MORE: Reuben Foster Hung Up On Saints When 49ers Called
Almost all of their high picks either had a serviceable year or two but were largely underwhelming for a multitude of reasons (e.g. Datone Jones, Jerel Worthy, Casey Hayward) or have been downright terrible (e.g. Khryi Thornton, Damarious Randall, Quinten Rollins).
Their inability to develop high-end defensive talent is staggering. If not for a couple mid-round hits in Mike Daniels (fourth round, 2012) and Micah Hyde (fifth round, 2013), Thompson would have almost nothing to show for the 23-pick parade the last five years.
But the Packers' longtime boss isn't scared off. He's still committed to head coach Mike McCarthy — who'd probably fire himself before firing Capers — and still committed to giving Capers the tools he needs.
For the second time since 2012, they selected defenders with each of their first three picks in the 2017 NFL Draft: cornerback Kevin King (No. 33), safety Josh Jones (No. 61) and defensive tackle Montravius Adams (No. 93). While it was a familiar tune for Packers' fans who have watched their defensively challenged team underachieve every season since winning Super Bowl XLV, at least Thompson went bigger and faster than ever before.

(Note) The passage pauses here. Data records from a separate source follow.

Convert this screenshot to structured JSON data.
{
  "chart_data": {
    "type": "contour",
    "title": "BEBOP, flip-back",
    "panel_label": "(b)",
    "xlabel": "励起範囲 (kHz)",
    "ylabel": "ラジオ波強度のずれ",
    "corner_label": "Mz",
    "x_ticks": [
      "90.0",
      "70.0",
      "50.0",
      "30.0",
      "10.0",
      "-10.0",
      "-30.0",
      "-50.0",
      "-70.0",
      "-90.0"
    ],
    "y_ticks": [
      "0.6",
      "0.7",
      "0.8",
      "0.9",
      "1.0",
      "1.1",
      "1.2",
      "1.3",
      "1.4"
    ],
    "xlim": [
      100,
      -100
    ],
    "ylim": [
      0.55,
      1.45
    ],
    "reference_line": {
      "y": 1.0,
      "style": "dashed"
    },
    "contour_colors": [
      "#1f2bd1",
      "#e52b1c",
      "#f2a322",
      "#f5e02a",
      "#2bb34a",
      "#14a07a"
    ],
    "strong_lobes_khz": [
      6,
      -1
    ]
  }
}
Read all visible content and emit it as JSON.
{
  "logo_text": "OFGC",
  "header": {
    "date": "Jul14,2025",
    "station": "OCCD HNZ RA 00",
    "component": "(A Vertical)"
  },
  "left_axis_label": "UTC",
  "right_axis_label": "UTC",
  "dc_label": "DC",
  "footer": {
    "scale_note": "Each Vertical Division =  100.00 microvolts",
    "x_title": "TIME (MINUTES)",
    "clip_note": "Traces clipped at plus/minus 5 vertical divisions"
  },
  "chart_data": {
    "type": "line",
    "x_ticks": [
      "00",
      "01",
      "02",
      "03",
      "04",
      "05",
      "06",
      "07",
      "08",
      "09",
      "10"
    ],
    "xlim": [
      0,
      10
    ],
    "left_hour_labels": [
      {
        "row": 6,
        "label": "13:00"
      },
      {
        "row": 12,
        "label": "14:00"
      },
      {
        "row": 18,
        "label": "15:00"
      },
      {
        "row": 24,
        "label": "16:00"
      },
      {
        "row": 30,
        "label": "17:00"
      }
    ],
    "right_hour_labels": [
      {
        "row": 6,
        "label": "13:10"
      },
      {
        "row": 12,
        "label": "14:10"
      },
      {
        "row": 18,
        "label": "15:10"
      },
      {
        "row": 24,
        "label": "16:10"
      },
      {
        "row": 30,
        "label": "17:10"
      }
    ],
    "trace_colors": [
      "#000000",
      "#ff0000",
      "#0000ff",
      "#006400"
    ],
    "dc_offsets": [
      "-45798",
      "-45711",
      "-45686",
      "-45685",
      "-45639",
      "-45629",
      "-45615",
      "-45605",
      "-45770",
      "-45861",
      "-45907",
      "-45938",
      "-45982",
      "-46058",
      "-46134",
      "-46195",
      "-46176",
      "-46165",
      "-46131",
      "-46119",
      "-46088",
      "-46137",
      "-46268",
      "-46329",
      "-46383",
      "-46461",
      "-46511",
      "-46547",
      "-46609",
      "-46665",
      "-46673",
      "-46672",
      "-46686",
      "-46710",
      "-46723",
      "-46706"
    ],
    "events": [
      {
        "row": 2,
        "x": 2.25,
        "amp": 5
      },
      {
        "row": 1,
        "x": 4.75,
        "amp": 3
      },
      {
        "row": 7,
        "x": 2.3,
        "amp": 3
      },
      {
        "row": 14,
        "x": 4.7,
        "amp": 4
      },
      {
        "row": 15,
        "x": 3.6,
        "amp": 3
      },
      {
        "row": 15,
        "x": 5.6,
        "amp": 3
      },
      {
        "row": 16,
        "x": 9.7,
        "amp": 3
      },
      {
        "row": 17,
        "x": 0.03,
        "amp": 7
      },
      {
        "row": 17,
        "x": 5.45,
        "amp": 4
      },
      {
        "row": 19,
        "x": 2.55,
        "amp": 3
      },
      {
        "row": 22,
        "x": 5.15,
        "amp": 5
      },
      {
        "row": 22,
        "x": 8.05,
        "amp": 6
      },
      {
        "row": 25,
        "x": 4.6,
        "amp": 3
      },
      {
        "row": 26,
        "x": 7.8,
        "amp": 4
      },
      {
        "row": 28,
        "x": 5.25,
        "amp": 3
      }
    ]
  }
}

King is 6-foot-3 and runs a 4.43 40-yard dash; Jones is 6-foot-1 and runs a 4.41. Both players — by far — represent the most robust combination of size and speed that Thompson has drafted since arriving in 2005. Heck, even Adams (6-foot-4, 304 pounds) is bigger and stronger than similar players they've taken.
"King’s length and athleticism should help the Packers handle the tall, hyperathletic receiving talents spread out across the NFL in today’s game," said Zach Kruse of Packers Wire. He certainly could have helped last January, when [Dez] Bryant and [Julio] Jones combined for 312 receiving yards and four touchdowns [in the playoffs] against Green Bay’s outgunned cornerback group."
It's fair to remain skeptical. Until Thompson and Capers can prove they can develop elite college talent into elite NFL talent, they don't deserve the benefit. But at least they're trying something different.